I looked down, blushing a little, feeling suddenly overwhelmed then relieved when I saw Mum return from another visit to the kitchen. She was carrying a tray of chocolate biscuits and I realised I hadn’t met with her yet as per our usual procedure. I was desperate to know what she thought of Menem.
When Mum went off again, I got up and collected the fruit plates to take them back to the kitchen. Mum was pouring peanuts from a massive jar into small glass bowls. These were our woggiest ones, straight from the West Bank warehouse, with bulging apples and strawberries all around the sides. She put them on a tray and took a Turkish coffee pot and matching cups and saucers from the cupboard.
“Remember, if you’re not interested, just excuse yourself and leave,” said Mum in Arabic.
“Okay, Mum,” I said, opening the pantry door and taking out the tea and sage jars.
“He seems very nice. But don’t be too friendly,” she continued as she opened up the Turkish coffee bag.
“Okay, Mum.” After a moment I dared to ask, “So you like him?”
Mum assessed me momentarily as she spooned the coffee into the pot. “He seems like a nice boy,” she said, finally.
An hour and a half, and a three-course light menu later, Menem and his parents got up to leave. Menem and I had spent the last half hour talking without interruption, all the while observing the rules of the Doorknock Appeal: polite, not overly friendly; interested but restrained. Basically, the lite version of our usual interactions when our parents weren’t around.

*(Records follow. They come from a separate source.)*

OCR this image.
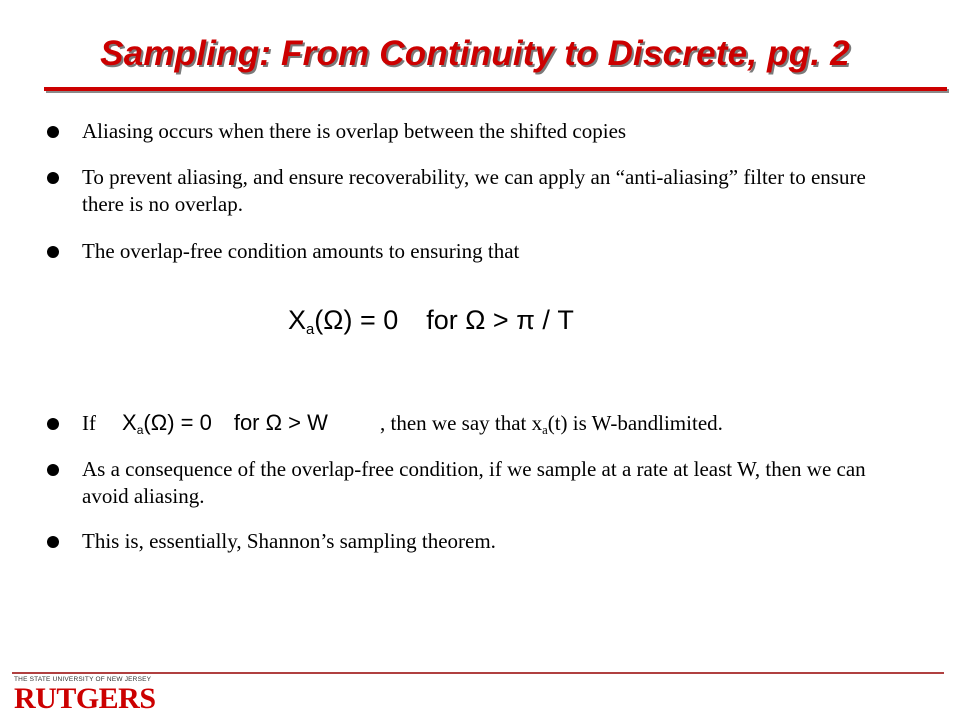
Sampling: From Continuity to Discrete, pg. 2
Aliasing occurs when there is overlap between the shifted copies
To prevent aliasing, and ensure recoverability, we can apply an “anti-aliasing” filter to ensure there is no overlap.
The overlap-free condition amounts to ensuring that
$X_a(\Omega) = 0$ for Ω > π / T
If $X_a(\Omega) = 0$ for Ω > W , then we say that $x_a(t)$ is W-bandlimited.
As a consequence of the overlap-free condition, if we sample at a rate at least W, then we can avoid aliasing.
This is, essentially, Shannon’s sampling theorem.
THE STATE UNIVERSITY OF NEW JERSEY
RUTGERS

“We’re having a barbecue tomorrow,” said Menem’s father in Arabic as we all stood up. “You have to come.”
This was a highly unusual development. This being our first meeting, there was no way of knowing if (a) he was still interested after tonight (okay, I knew he was, but what about his parents?); (b) I was interested in Menem (okay, I knew I was, but what about my parents?).